Pour statuer ainsi, elles sont souvent influencées par les experts judiciaires qu’elles désignent.

Cela étant, il faut rappeler que le juge statue en droit, et que le texte ne souffre aucune ambiguïté.

« les obligations incombant normalement au bailleur dont celui-ci se serait déchargé sur le locataire sans contrepartie constituent un facteur de diminution de la valeur locative.

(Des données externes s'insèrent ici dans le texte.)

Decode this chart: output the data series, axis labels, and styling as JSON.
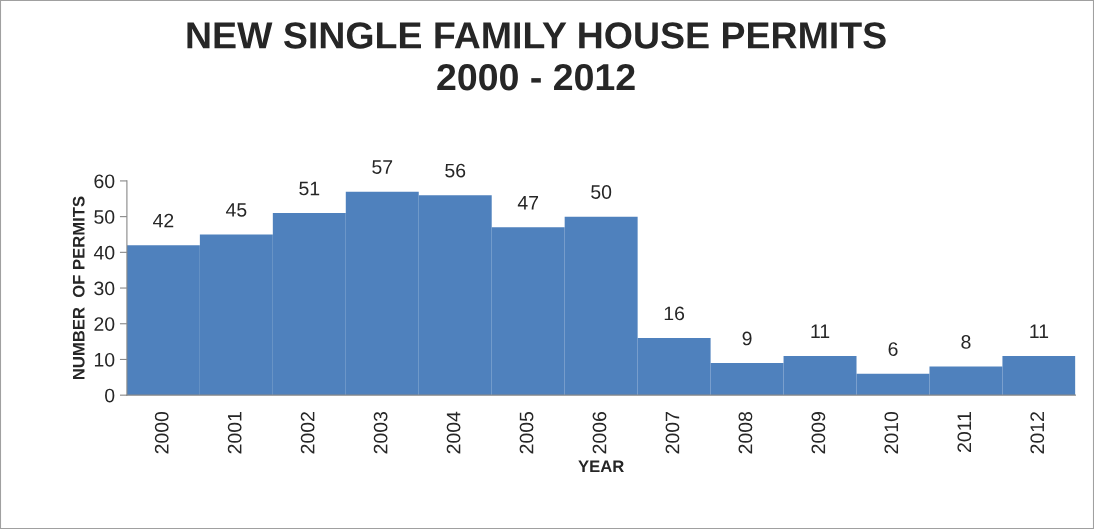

Il en est de même des obligations imposées au locataire au-delà de celles qui découlent de la loi ou des usages ».

C’est au visa de ce texte que la plupart des juridictions statuent, en déduisant de la valeur locative le montant de la taxe foncière.

On peut citer pour illustration, différentes décisions :

  • CA Paris, 30 novembre 2011, RG n° 10/05085 :

    « L’article R. 145-8 du code de commerce précise bien que toutes les obligations dont le bailleur s’est déchargé sur son locataire constituent un facteur de diminution de la valeur locative.

    L’impôt foncier pèse en principe sur le bailleur et l’allégation que l’usage en centre commercial est de faire supporter par le preneur la charge de l’impôt foncier est inopérante dès lors qu’un tel usage, à le supposer établi, ne peut contrevenir à une disposition claire de la loi… ».


  • CA Versailles, 18 décembre 2018, RG n° 17/05522 :

    « Le fait que les loyers de référence des autres boutiques du centre commercial incluent les mêmes charges ne peut faire obstacle à l'application des dispositions de l'article R. 145-8 précité, étant précisé que les loyers de voisinage ne servent que de référence, la valeur locative du local considéré étant fixée en fonction des dispositions légales et de ses caractéristiques propres.

    L'impôt foncier, de même que la taxe sur les bureaux et locaux commerciaux et les primes d'assurance propres à l'immeuble, sont des charges qui pèsent en principe sur le bailleur, de sorte que la clause du bail transposant ces charges sur le preneur est une clause exorbitante du droit commun.

    Il convient dès lors de déduire, de la valeur locative brute, le montant de la taxe foncière, de la taxe sur les bureaux et locaux commerciaux et des primes d'assurance de l'immeuble ».

  • CA Caen, 31 mars 2022, n° 20/00859 :

    « C'est à tort que le premier juge a retenu qu'il est d'usage, dans les centres commerciaux, que les charges relatives au remboursement de la taxe foncière soient imposées au preneur et que les valeurs locatives de référence concernent des locaux et des baux incluant la prise en charge par le preneur de l'impôt foncier, alors que, sauf disposition expresse, le paiement de la taxe foncière est à la charge du bailleur et que les obligations incombant normalement au bailleur, dont celui-ci s'est déchargé sur le locataire, constituent un facteur de diminution de la valeur locative ».

Les motivations de ces juridictions ne peuvent être plus explicites.

Pour s’en convaincre, il suffit de se référer à la Haute juridiction qui, depuis quelques années maintenant, maintient sa position, parfois par des arrêts de principe, en jugeant constamment qu’il convient de déduire de la valeur locative, le montant de la taxe foncière (Cass. 3ème civ., 23 mai 2019, n° 18-14917 ; Cass. 3ème civ., 8 avril 2021, n° 19-23183 ; Cass. 3ème civ., 24 novembre 2021, n° 20-21570 ; Cass. 3ème civ., 25 janvier 2023, 21-21.943).